I say, “Yes, my friend bought them on the Internet yesterday, with the delta.com guy on the phone talking him through it. He told him to complete the transaction, and that as long as we got down to the airport within 24 hours with the vouchers, they would redeem them.”

“Oh no. If you’ve bought the tickets already, you can’t use the vouchers on this trip.”

Well, needless to say, this set me off. I immediately went into “Mary mode,” which is not a pretty thing. My arms go akimbo, and I start talking with attitude in a neck-slinging way. Fortunately for her, she was on the phone, and couldn’t see all this.

I said, “The DELTA.com people talked us through this yesterday. DELTA people told us what to do, and we did it. So how are we going to take care of this?”

During this rant, she did the ULTIMATE CUSTOMER SERVICE NO-NO in my book: she talked on top of me. Bad move.

She says over me, “You’re going to have to go to the airport and take care of this.”

Me: “I AM AT THE AIRPORT! So how are we going to take care of this?”

You’ll have to talk to the agent at the counter.

So during this mess, the 20-minute person in front of us finished up, and the person behind us went up next. Now THEY are in the midst of a 10-minute ordeal with what they’re trying to get fixed.

So our 10-minute run-in-and-take-care-of-this-and-get-on-with-our-day ends up taking an hour. The good news is that when we finally got to see the agent, he refunded the two tickets we’d bought on the Internet, purchased two new tickets and applied both the voucher and the certificate, which Ms.

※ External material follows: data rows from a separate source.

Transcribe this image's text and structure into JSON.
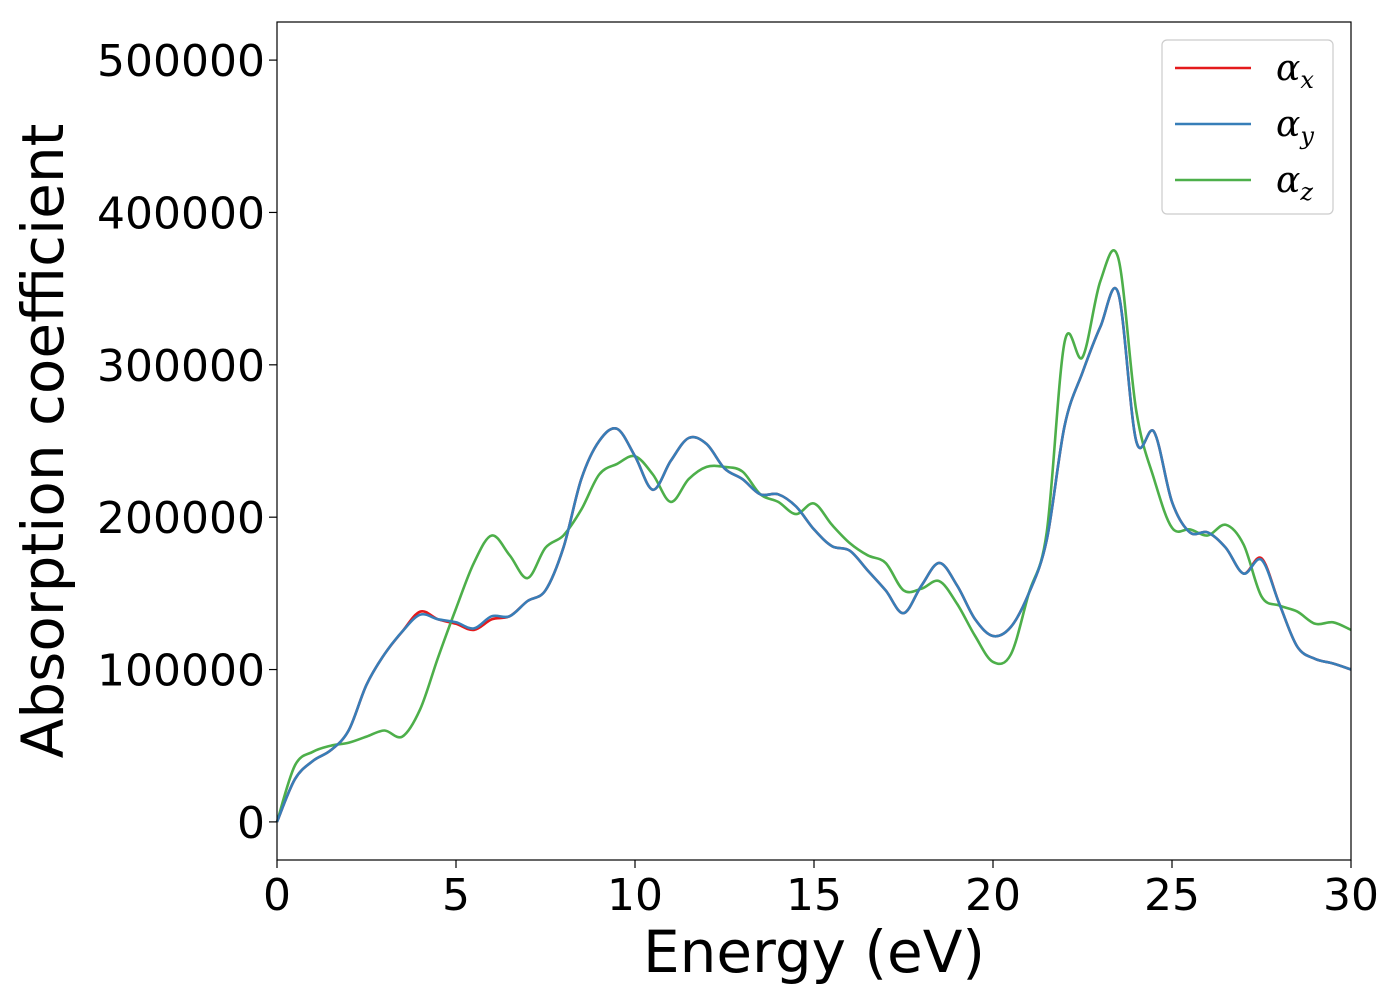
{
  "chart_data": {
    "type": "line",
    "xlabel": "Energy (eV)",
    "ylabel": "Absorption coefficient",
    "xlim": [
      0,
      30
    ],
    "ylim": [
      -25000,
      525000
    ],
    "x_ticks": [
      0,
      5,
      10,
      15,
      20,
      25,
      30
    ],
    "x_tick_labels": [
      "0",
      "5",
      "10",
      "15",
      "20",
      "25",
      "30"
    ],
    "y_ticks": [
      0,
      100000,
      200000,
      300000,
      400000,
      500000
    ],
    "y_tick_labels": [
      "0",
      "100000",
      "200000",
      "300000",
      "400000",
      "500000"
    ],
    "grid": false,
    "legend": "top-right",
    "series": [
      {
        "name": "α",
        "subscript": "x",
        "color": "#e41a1c",
        "x": [
          0,
          0.5,
          1,
          1.5,
          2,
          2.5,
          3,
          3.5,
          4,
          4.5,
          5,
          5.5,
          6,
          6.5,
          7,
          7.5,
          8,
          8.5,
          9,
          9.5,
          10,
          10.5,
          11,
          11.5,
          12,
          12.5,
          13,
          13.5,
          14,
          14.5,
          15,
          15.5,
          16,
          16.5,
          17,
          17.5,
          18,
          18.5,
          19,
          19.5,
          20,
          20.5,
          21,
          21.5,
          22,
          22.5,
          23,
          23.5,
          24,
          24.5,
          25,
          25.5,
          26,
          26.5,
          27,
          27.5,
          28,
          28.5,
          29,
          29.5,
          30
        ],
        "values": [
          0,
          28000,
          40000,
          47000,
          60000,
          90000,
          110000,
          125000,
          138000,
          133000,
          130000,
          126000,
          133000,
          135000,
          145000,
          152000,
          180000,
          225000,
          250000,
          258000,
          240000,
          218000,
          237000,
          252000,
          248000,
          232000,
          225000,
          215000,
          215000,
          207000,
          192000,
          181000,
          178000,
          165000,
          152000,
          137000,
          155000,
          170000,
          155000,
          133000,
          122000,
          128000,
          150000,
          185000,
          260000,
          295000,
          325000,
          347000,
          250000,
          256000,
          210000,
          190000,
          190000,
          180000,
          163000,
          173000,
          143000,
          115000,
          107000,
          104000,
          100000
        ]
      },
      {
        "name": "α",
        "subscript": "y",
        "color": "#377eb8",
        "x": [
          0,
          0.5,
          1,
          1.5,
          2,
          2.5,
          3,
          3.5,
          4,
          4.5,
          5,
          5.5,
          6,
          6.5,
          7,
          7.5,
          8,
          8.5,
          9,
          9.5,
          10,
          10.5,
          11,
          11.5,
          12,
          12.5,
          13,
          13.5,
          14,
          14.5,
          15,
          15.5,
          16,
          16.5,
          17,
          17.5,
          18,
          18.5,
          19,
          19.5,
          20,
          20.5,
          21,
          21.5,
          22,
          22.5,
          23,
          23.5,
          24,
          24.5,
          25,
          25.5,
          26,
          26.5,
          27,
          27.5,
          28,
          28.5,
          29,
          29.5,
          30
        ],
        "values": [
          0,
          28000,
          40000,
          47000,
          60000,
          90000,
          110000,
          125000,
          136000,
          133000,
          131000,
          127000,
          135000,
          135000,
          145000,
          152000,
          180000,
          225000,
          250000,
          258000,
          240000,
          218000,
          237000,
          252000,
          248000,
          232000,
          225000,
          215000,
          215000,
          207000,
          192000,
          181000,
          178000,
          165000,
          152000,
          137000,
          155000,
          170000,
          155000,
          133000,
          122000,
          128000,
          150000,
          185000,
          260000,
          295000,
          325000,
          347000,
          250000,
          256000,
          210000,
          190000,
          190000,
          180000,
          163000,
          172000,
          143000,
          115000,
          107000,
          104000,
          100000
        ]
      },
      {
        "name": "α",
        "subscript": "z",
        "color": "#4daf4a",
        "x": [
          0,
          0.5,
          1,
          1.5,
          2,
          2.5,
          3,
          3.5,
          4,
          4.5,
          5,
          5.5,
          6,
          6.5,
          7,
          7.5,
          8,
          8.5,
          9,
          9.5,
          10,
          10.5,
          11,
          11.5,
          12,
          12.5,
          13,
          13.5,
          14,
          14.5,
          15,
          15.5,
          16,
          16.5,
          17,
          17.5,
          18,
          18.5,
          19,
          19.5,
          20,
          20.5,
          21,
          21.5,
          22,
          22.5,
          23,
          23.5,
          24,
          24.5,
          25,
          25.5,
          26,
          26.5,
          27,
          27.5,
          28,
          28.5,
          29,
          29.5,
          30
        ],
        "values": [
          0,
          37000,
          46000,
          50000,
          52000,
          56000,
          60000,
          56000,
          74000,
          108000,
          140000,
          170000,
          188000,
          175000,
          160000,
          180000,
          188000,
          205000,
          228000,
          235000,
          240000,
          228000,
          210000,
          225000,
          233000,
          233000,
          230000,
          215000,
          210000,
          202000,
          209000,
          195000,
          183000,
          175000,
          170000,
          152000,
          153000,
          158000,
          143000,
          122000,
          105000,
          110000,
          150000,
          190000,
          315000,
          305000,
          355000,
          370000,
          270000,
          225000,
          193000,
          192000,
          188000,
          195000,
          182000,
          148000,
          142000,
          138000,
          130000,
          131000,
          126000
        ]
      }
    ]
  }
}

Camel-Lights said we couldn’t do.

As we were walking out, I said to Steve, “We should go ahead and pay our parking here, because at the exit, they have only one or two lanes open to pay, and about 60 lanes for the prepaid cards.” He didn’t have the ticket with him, so we just went to the car.

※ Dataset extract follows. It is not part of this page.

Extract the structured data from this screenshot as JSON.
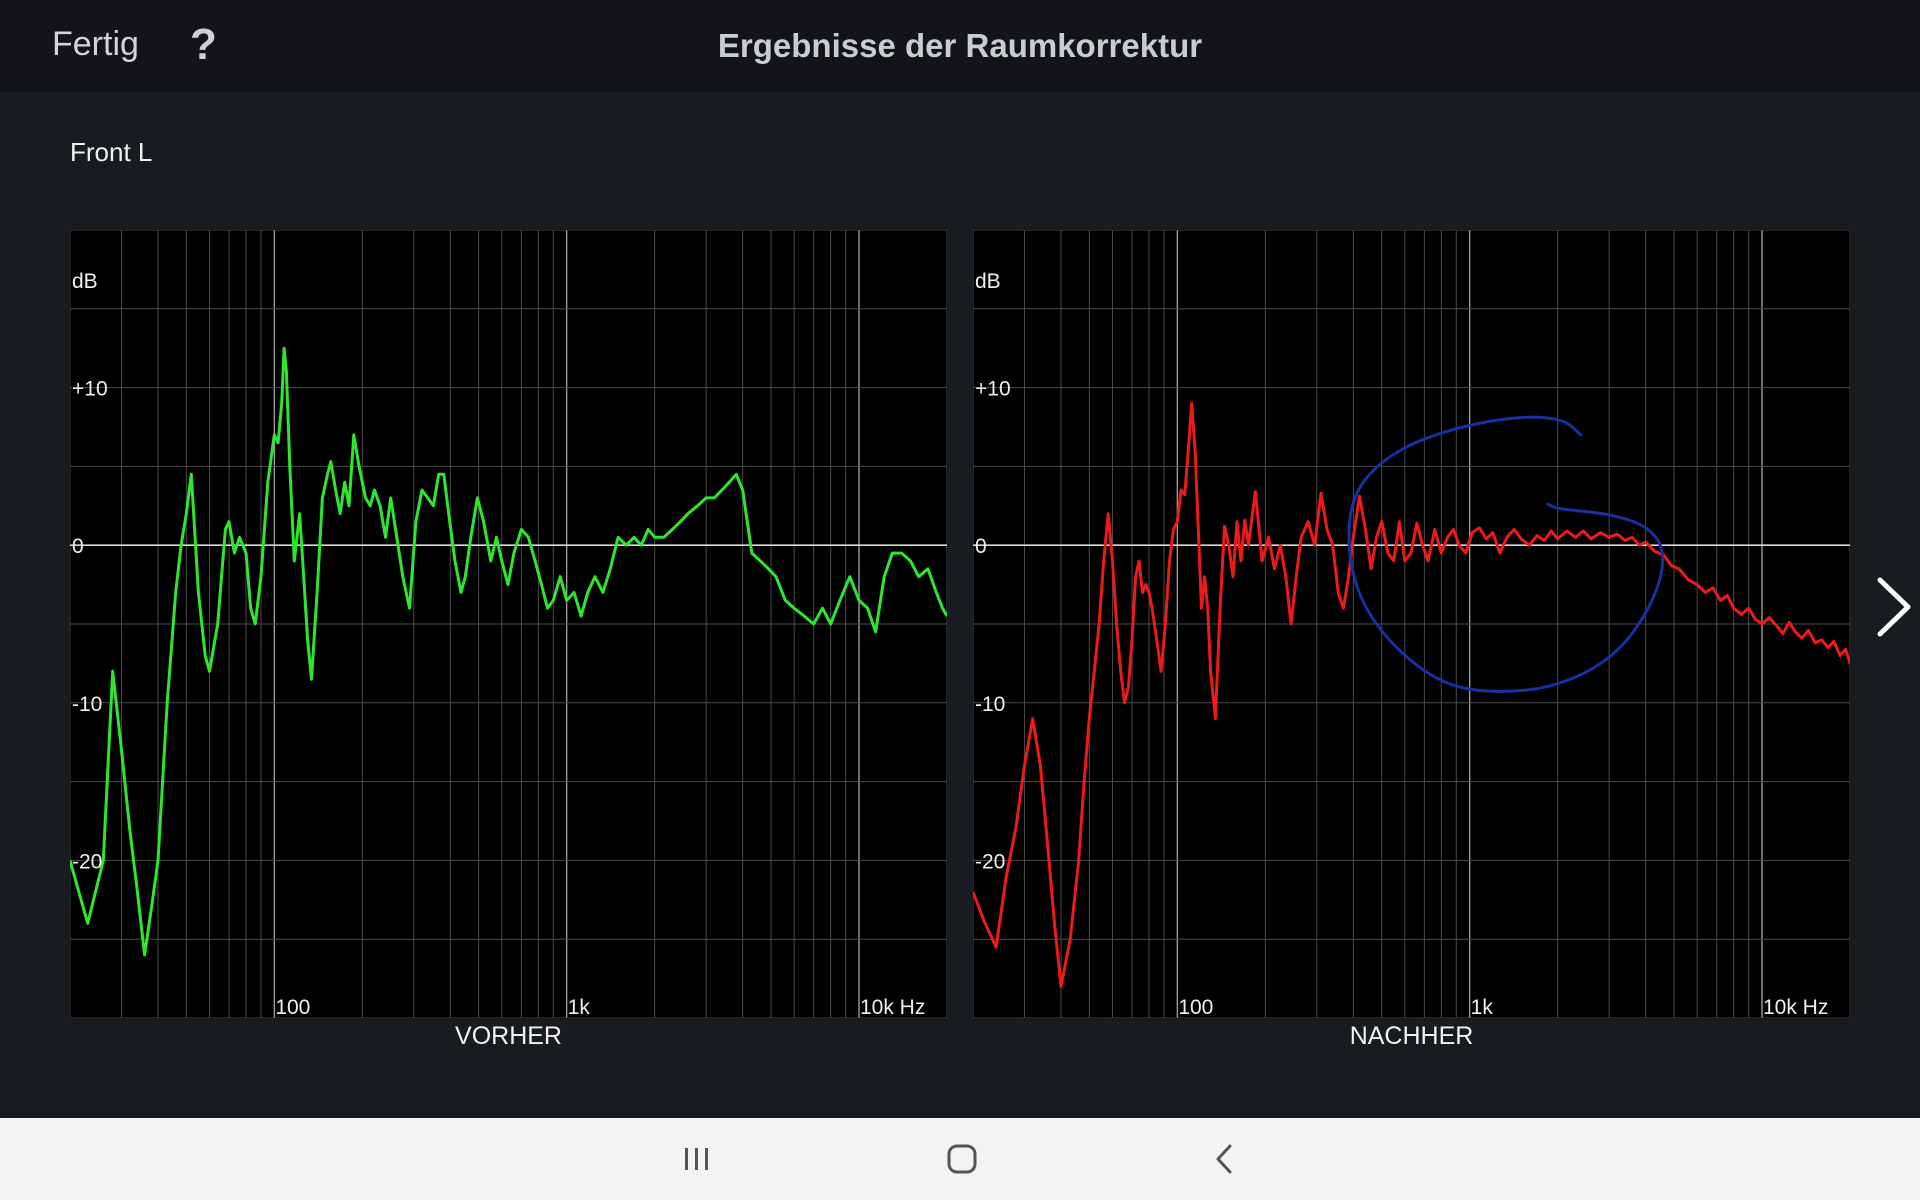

Sure enough, we get up to the booth, and there is one line open to pay with five cars ahead of us. We wait. No movement. A red car is at the booth. Wait some more. No movement. A few cars zip through the prepaid booths. We wait. The line behind us is growing. It’s 12:27 on Steve’s car clock. We look at the ticket for the time we arrived 11:29. Two cars behind us go over to one of the two toll booths that say “CREDIT/PREPAID,” and we wonder what that means.

Does it take a debit card? Credit card? Or is that some kind of credit for overpayment a previous time or something? People don’t look like they are waiting long enough or punching in enough numbers to be a credit card. Should we leave this line? Give it a try? Will it let us charge $2.00?

In the meantime the clock trips over past one hour making us have to pay TWO DOLLARS now instead of one. GRRRRR. HOW FUCKING LONG CAN IT TAKE TO PAY A PARKING TICKET? Finally, the red car moves, and the others move quickly through.

Steve has the ticket and two ones out for the guy. “That’ll be a dollar,” he says. There is a God.

***End Customer Service Rant***

We went to MoJo’s and ate outside.

We went to my house, and Steve did my hi-fi usability test for my ME Portfolio website. I immediately incorporated four of his suggestions. I fiddled around with the site for the rest of the day, mostly adding in all of the <META name=”author”>, <META name=”description”>, and <META name=”keyword”> HTML statements to make my web pages accessible, and verifying that all graphics had ALT tags associated with them. I also ran the spell check on each file in the site, which was tedious.

I met Joe for coffee at Helios around 8, and then we went to Flex. Van was totally, totally shit-faced there, and Rick was getting to that point. Brian arrived after a while, and eventually me, Joe, Van, and Bryan played pool, which was not a pretty site. Oh well.